In order to obtain the energy and timing performance of the detector, the setup was built including a coincident detector with the geometric parameters as shown in Fig. 8. The coincident detector is composed of an 8 × 8 LYSO crystal array, each with dimension of 3.36 × 3.36 × 10mm3 coupled to an 8 × 8 SiPM array. With the setup, the energy spectrum of all crystals in the detector can be acquired at the same time. Ignoring the DOI information, the original energy spectrum of crystal (17, 11), as shown in Fig. 9a, has an energy resolution of 18.0%. Because of the light attenuation along the crystal length, the events of same energy but with different DOI generate different readout values (QDC). The linear correlation between them is also observed as shown in Fig. 9b, which can be used for energy correction. The energy spectrum corrected by DOI information is also showed in Fig. 9a with the dotted line. The energy resolution is improved from 18.0 to 15.6%.

Fig. 8
figure 8

Schematic diagram of the test setup for energy and time evaluation

Fig. 9
figure 9

a Energy spectrums before and after DOI correction and b scatter plot of TOFPET2 readout QDC versus DOI of crystal (17, 11)

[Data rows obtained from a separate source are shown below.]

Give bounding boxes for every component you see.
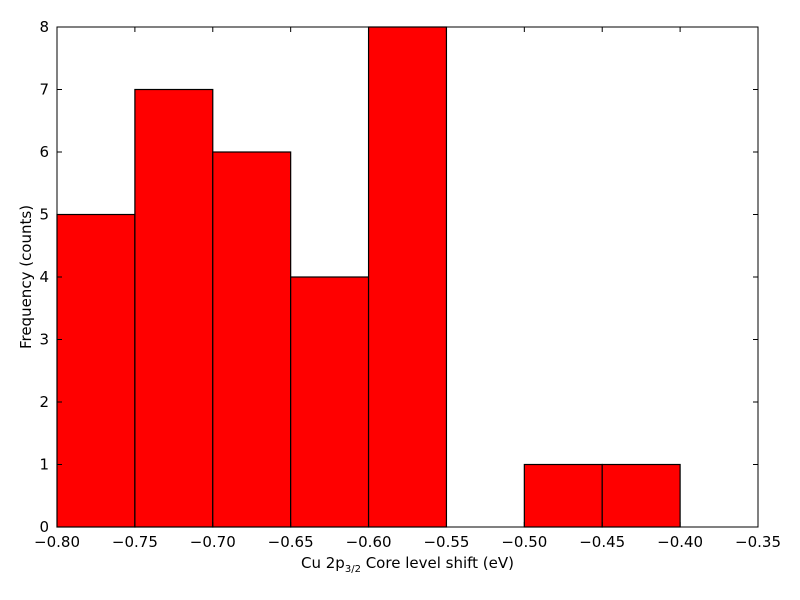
y-tick-label: 7 [39,81,49,99]
x-tick-label: −0.35 [735,533,781,551]
y-tick-label: 5 [39,206,49,224]
y-axis-label: Frequency (counts) [17,205,35,349]
y-tick-label: 1 [39,456,49,474]
y-tick-label: 2 [39,393,49,411]
tick-labels-group: −0.80 −0.75 −0.70 −0.65 −0.60 −0.55 −0.50 −0.45… [34,18,781,551]
y-tick-label: 8 [39,18,49,36]
x-axis-label-prefix: Cu 2p [301,554,345,572]
x-tick-label: −0.80 [34,533,80,551]
plot-frame [56,26,759,528]
x-tick-label: −0.50 [501,533,547,551]
y-tick-label: 6 [39,143,49,161]
x-axis-label-subscript: 3/2 [345,564,361,575]
x-tick-label: −0.65 [268,533,314,551]
x-axis-label-suffix: Core level shift (eV) [361,554,514,572]
x-tick-label: −0.75 [112,533,158,551]
histogram-bar [523,463,603,528]
histogram-bar [212,151,292,528]
histogram-bar [601,463,681,528]
histogram-bar [56,213,136,528]
x-tick-label: −0.55 [423,533,469,551]
bars-group [56,26,681,528]
x-tick-label: −0.40 [657,533,703,551]
histogram-bar [290,276,370,528]
histogram-bar [367,26,448,528]
x-tick-label: −0.70 [190,533,236,551]
x-axis-label: Cu 2p3/2 Core level shift (eV) [301,554,514,575]
y-tick-label: 3 [39,331,49,349]
y-tick-label: 0 [39,518,49,536]
x-tick-label: −0.60 [346,533,392,551]
x-tick-label: −0.45 [579,533,625,551]
y-tick-label: 4 [39,268,49,286]
histogram-bar [134,88,214,528]
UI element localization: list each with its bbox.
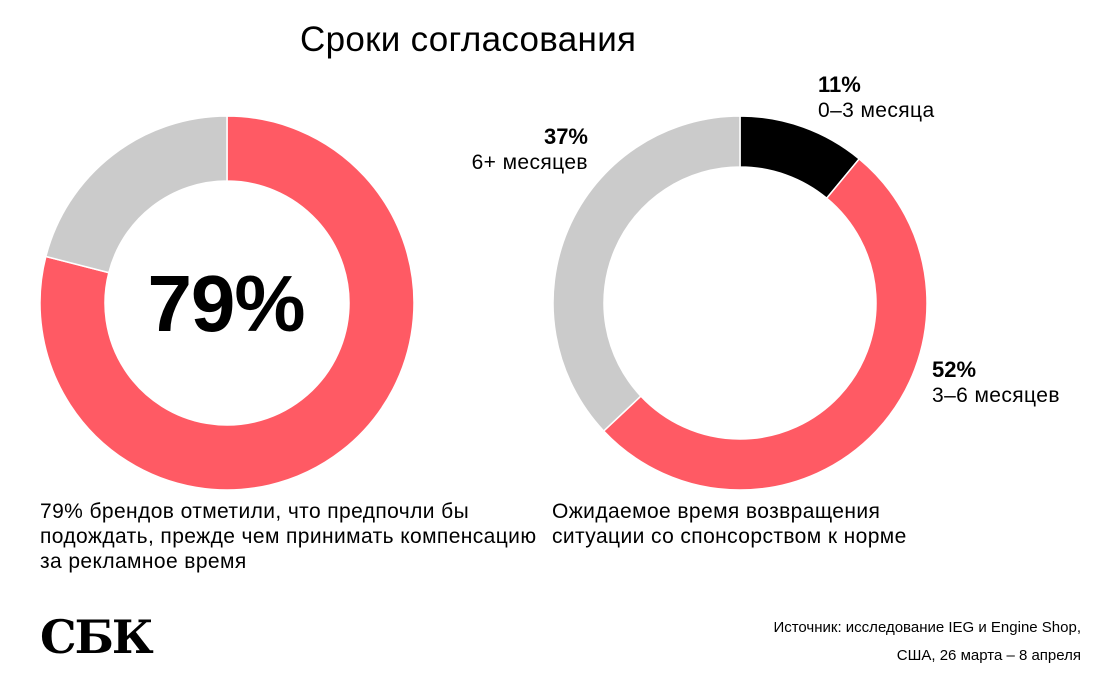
donut-center-value: 79% bbox=[147, 259, 305, 348]
source-line-1: Источник: исследование IEG и Engine Shop… bbox=[773, 619, 1081, 636]
slice-pct-6-plus: 37% bbox=[543, 124, 588, 149]
logo: СБК bbox=[40, 610, 154, 664]
slice-text-0-3: 0–3 месяца bbox=[818, 99, 935, 122]
slice-label-3-6: 52% 3–6 месяцев bbox=[932, 357, 1060, 409]
slice-pct-0-3: 11% bbox=[818, 72, 861, 97]
slice-text-6-plus: 6+ месяцев bbox=[471, 151, 588, 174]
donut1-slice-1 bbox=[44, 115, 228, 274]
chart2-caption: Ожидаемое время возвращения ситуации со … bbox=[552, 500, 907, 548]
chart1-caption: 79% брендов отметили, что предпочли бы п… bbox=[40, 500, 537, 573]
slice-pct-3-6: 52% bbox=[932, 357, 977, 382]
slice-text-3-6: 3–6 месяцев bbox=[932, 384, 1060, 407]
donut2-slice-1 bbox=[602, 157, 928, 491]
source-line-2: США, 26 марта – 8 апреля bbox=[896, 647, 1081, 664]
slice-label-0-3: 11% 0–3 месяца bbox=[818, 72, 935, 124]
source-note: Источник: исследование IEG и Engine Shop… bbox=[773, 614, 1081, 670]
donut1-slice-0 bbox=[39, 115, 415, 491]
chart-title: Сроки согласования bbox=[300, 20, 637, 59]
donut2-slice-2 bbox=[552, 115, 741, 433]
slice-label-6-plus: 37% 6+ месяцев bbox=[456, 124, 588, 176]
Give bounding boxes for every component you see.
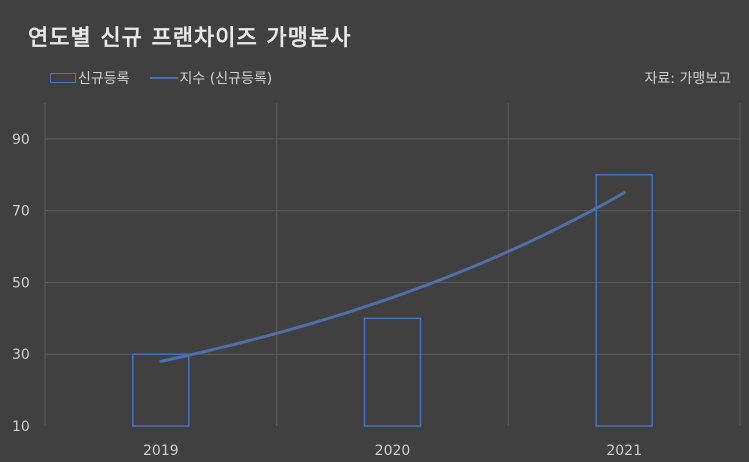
y-tick-label: 90 (12, 132, 30, 148)
bar-2020 (363, 317, 422, 427)
legend-item-trendline: 지수 (신규등록) (149, 68, 273, 88)
legend-item-bars: 신규등록 (50, 68, 130, 88)
y-tick-label: 30 (12, 347, 30, 363)
legend-bar-label: 신규등록 (78, 71, 130, 87)
source-note: 자료: 가맹보고 (644, 71, 731, 87)
x-tick-label: 2020 (375, 443, 411, 459)
x-tick-label: 2019 (143, 443, 179, 459)
legend-line-swatch (149, 77, 178, 79)
chart-title: 연도별 신규 프랜차이즈 가맹본사 (28, 26, 352, 51)
x-axis-ticks: 2019 2020 2021 (143, 443, 642, 459)
bar-2021 (595, 174, 653, 427)
bar-series (132, 174, 653, 427)
bar-2019 (132, 353, 190, 427)
chart-legend: 신규등록 지수 (신규등록) (50, 68, 292, 88)
y-tick-label: 50 (12, 275, 30, 291)
x-tick-label: 2021 (606, 443, 642, 459)
legend-bar-swatch (50, 73, 76, 83)
y-axis-ticks: 10 30 50 70 90 (12, 132, 30, 435)
y-tick-label: 10 (12, 419, 30, 435)
trendline-path (159, 191, 626, 363)
grid-lines (44, 103, 741, 426)
y-tick-label: 70 (12, 204, 30, 220)
trendline (159, 191, 626, 363)
legend-line-label: 지수 (신규등록) (179, 71, 273, 87)
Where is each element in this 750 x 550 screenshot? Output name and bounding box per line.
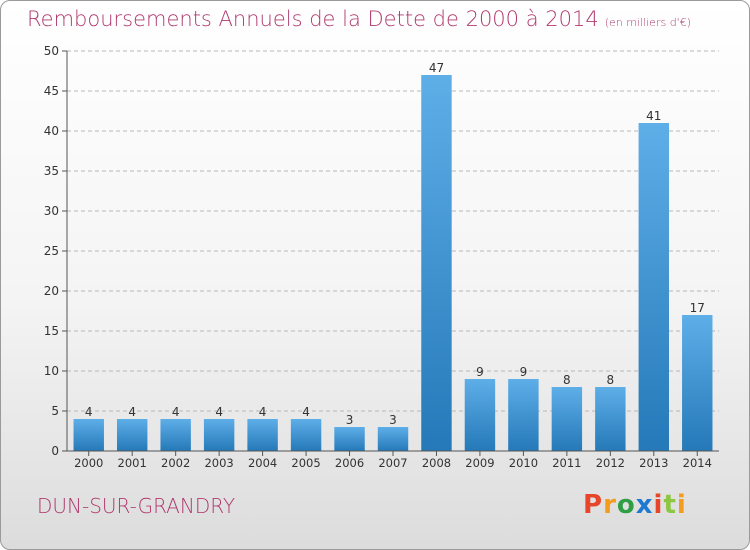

Since the outmost two rows (columns) of crystal cannot be clearly separated (Fig. 4b), these crystals, i.e., two crystals at edges and four crystals at corners are merged as one for energy spectrum acquisition. The energy resolutions of all crystals in the detector before and after DOI correction can be compared as shown in Fig. 10, where the front two row and column were hidden just for easy viewing. After DOI correction, the average energy resolution is improved from 16.1 to 15.0% for central crystals, and 20.8–19.7% for whole detector.

Fig. 10
figure 10

Energy resolution of all crystals in the detector a before and b after DOI correction

Time performance

In order to obtain the time resolution of a channel in the coincident detector A, we used another two single-channel detectors B and C to measure the CTR of A + B, A + C and B + C, respectively. Therefore, the time resolution of the channel can be obtained. Repeating this process, the time performance of all the channels in the coincidence detector can be obtained. Using the known coincidence detector, the time resolution of the test detector in Fig. 8 can be determined, and then the CTR of two identical test detectors can be calculated. A typical relationship between w and the measured time difference is as shown in Fig. 11, where the peak position of time differences and the measured w has a linear relationship. The CTR between the two identical test detectors before and after the DOI correction are as shown in Fig. 12, where the average CTR is improved from 533 to 432 ps by the correction.

Fig. 11
figure 11

Scatter plot of time difference versus w of crystal (17, 11)

Fig. 12
figure 12

CTR between two identical test detectors a before and b after DOI correction

Conclusion

A high-resolution PET detector with depth encoding ability by using the light sharing and redirection method is developed and evaluated. Through the single-ended SiPM readout with commercialized TOFPET2 ASIC, the spatial resolution of 1.0 mm and DOI resolution of 4.1 mm can be obtained at the same time without increase the system complexity. As a comparison, the dual-end readout scheme using the same ASIC chip [18] can achieve better DOI resolution (2.33 mm) but with double complexity. Since the spatial and DOI resolutions depend on the light sharing, it is crucial that the readout has better linearity, which can be obtained by our proposed energy calibration method using LYSO background radiation. It is demonstrated that the spatial resolution can be significantly improved by the energy calibration, in particular for detectors with high coupling ratio between crystals and SiPM channels. In order to know whether the DOI measurement affects other properties of the detector, the performance of the same detector but without the DOI capability, i.e., without the light guide at the top of crystal array, was also evaluated. The average energy resolution and CTR of this detector are 14.1% and 423 ps, respectively. Comparing with our DOI detector with 15.0% energy resolution and 432 ps time resolution, the DOI measurement does not deteriorate other properties of the detector. These test results show that the developed DOI detector is ready for practical for pre-clinical and organ-dedicated PET instrumentation.